The zen puzzle, pigeons

Busy week; I just started a new job that had me down for a training meeting in Atlanta. Well, not Atlanta, but whatever you call the amalgamation of hotels, restaurants, and convention centers around the airport. I’ve been reading a few books by contemporary urbanists that describe the shift towards development around airports — we always build cities around transportation hubs, and airports today play the role that marine ports played in previous centuries. What you see sprouting up around the Atlanta airport is not sustainable and depends on cars. I’d be curious to see an example of high-density, walkable mixed-use development around an airport. There is the noise issue, however…hm. A broader question: how long will airports be the primary transportation hub — what will replace them?
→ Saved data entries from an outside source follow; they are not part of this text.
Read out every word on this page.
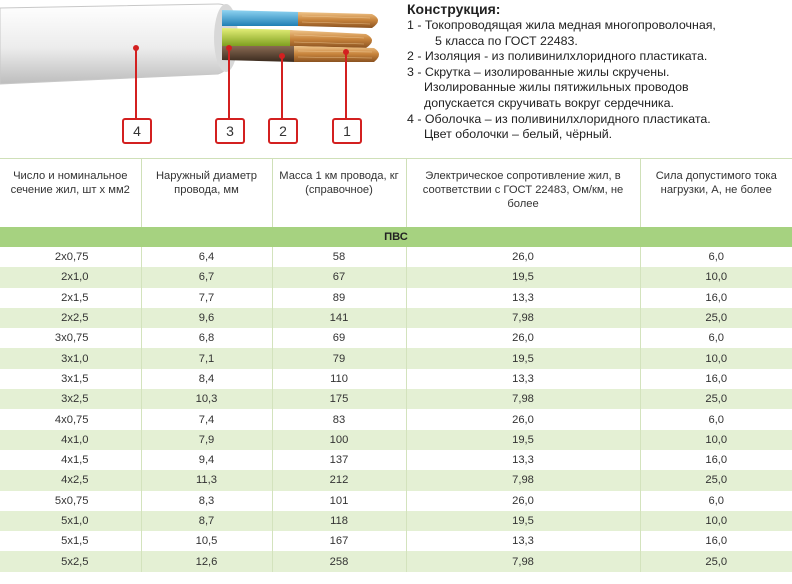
4	3	2	1
Конструкция:
1 - Токопроводящая жила медная многопроволочная,
5 класса по ГОСТ 22483.
2 - Изоляция - из поливинилхлоридного пластиката.
3 - Скрутка – изолированные жилы скручены.
Изолированные жилы пятижильных проводов
допускается скручивать вокруг сердечника.
4 - Оболочка – из поливинилхлоридного пластиката.
Цвет оболочки – белый, чёрный.
Число и номинальное сечение жил, шт х мм2	Наружный диаметр провода, мм	Масса 1 км провода, кг (справочное)	Электрическое сопротивление жил, в соответствии с ГОСТ 22483, Ом/км, не более	Сила допустимого тока нагрузки, А, не более
ПВС				
2х0,75	6,4	58	26,0	6,0
2х1,0	6,7	67	19,5	10,0
2х1,5	7,7	89	13,3	16,0
2х2,5	9,6	141	7,98	25,0
3х0,75	6,8	69	26,0	6,0
3х1,0	7,1	79	19,5	10,0
3х1,5	8,4	110	13,3	16,0
3х2,5	10,3	175	7,98	25,0
4х0,75	7,4	83	26,0	6,0
4х1,0	7,9	100	19,5	10,0
4х1,5	9,4	137	13,3	16,0
4х2,5	11,3	212	7,98	25,0
5х0,75	8,3	101	26,0	6,0
5х1,0	8,7	118	19,5	10,0
5х1,5	10,5	167	13,3	16,0
5х2,5	12,6	258	7,98	25,0
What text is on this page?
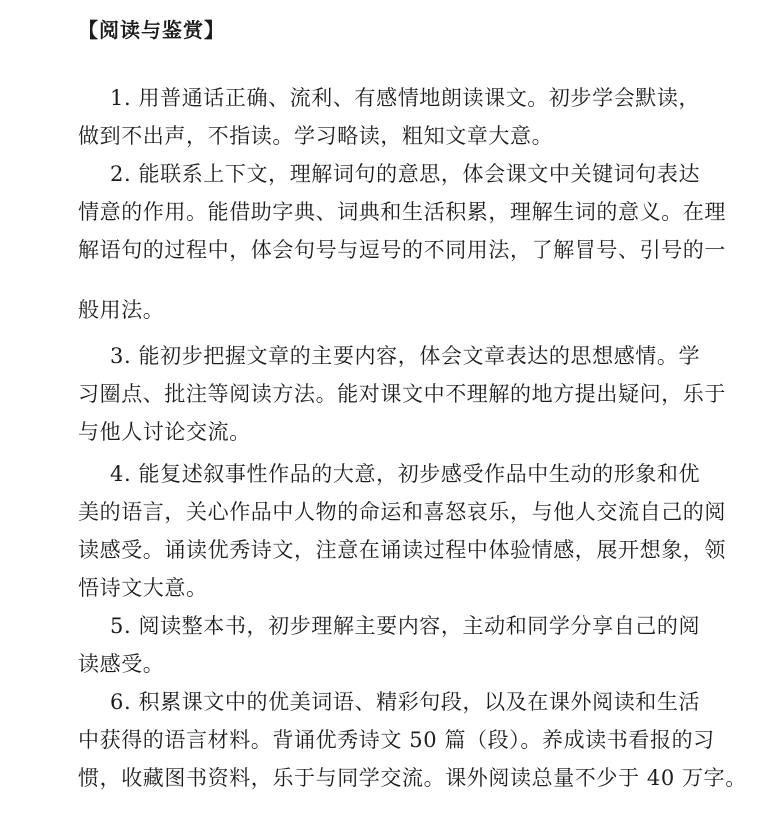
【阅读与鉴赏】
1. 用普通话正确、流利、有感情地朗读课文。初步学会默读，
做到不出声，不指读。学习略读，粗知文章大意。
2. 能联系上下文，理解词句的意思，体会课文中关键词句表达
情意的作用。能借助字典、词典和生活积累，理解生词的意义。在理
解语句的过程中，体会句号与逗号的不同用法，了解冒号、引号的一
般用法。
3. 能初步把握文章的主要内容，体会文章表达的思想感情。学
习圈点、批注等阅读方法。能对课文中不理解的地方提出疑问，乐于
与他人讨论交流。
4. 能复述叙事性作品的大意，初步感受作品中生动的形象和优
美的语言，关心作品中人物的命运和喜怒哀乐，与他人交流自己的阅
读感受。诵读优秀诗文，注意在诵读过程中体验情感，展开想象，领
悟诗文大意。
5. 阅读整本书，初步理解主要内容，主动和同学分享自己的阅
读感受。
6. 积累课文中的优美词语、精彩句段，以及在课外阅读和生活
中获得的语言材料。背诵优秀诗文 50 篇（段）。养成读书看报的习
惯，收藏图书资料，乐于与同学交流。课外阅读总量不少于 40 万字。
Back home in Manhattan, I’ve been exploring my neighborhood. It is immensely satisfying to just walk around the city and take in the peoplescape. Boredom is impossible here — just go on a walk and you’re encountering something interesting. The other night, I was sitting at the bar at Dojo, reading, when a fellow came in looking for directions to a pizza place. I used my phone to find the details, but we struck up a conversation and ended up talking for four hours. He has lived in Soho since the 70s and has a wealth of stories about that neighborhood’s heyday. He was adamant that I get out and familiarize myself with NYC’s art galleries (I have not done the best job at this yet), and he wrote down a list of recommended places for me to get started at, all located down in the Lower East Side.

At one point he pulled out a puzzle that he told me he had invented: a plastic square, perhaps 2″ x 2″, with a slot on either end. You slide a metal rod into one side, and then attempt to make your way out the other side by moving it through a maze. I was able to solve it fairly quickly, but he flipped it over to the reverse side and asked me to try it. This maze was a lot more difficult. He said I need to be in a “zen state” and not to try to force it through, but I couldn’t get it. He tried it himself, and he wasn’t able to solve it either. Perhaps he was just being nice.

I wake up in the mornings to the sound of pigeons. I didn’t know what they were when I first moved into this place, and was initially annoyed by the sound — the area right outside my bedroom window appears to be a major pigeon congregation zone. I’ve come to enjoy the sound; the fluttering of their wings is relaxing. And the .. I don’t even know what to call it .. cooing? .. sound that they make. It’s like .. when someone thinks something is interesting, and they make an “mmMMmm” sound that rises and falls in pitch. A plesant urban soundtrack.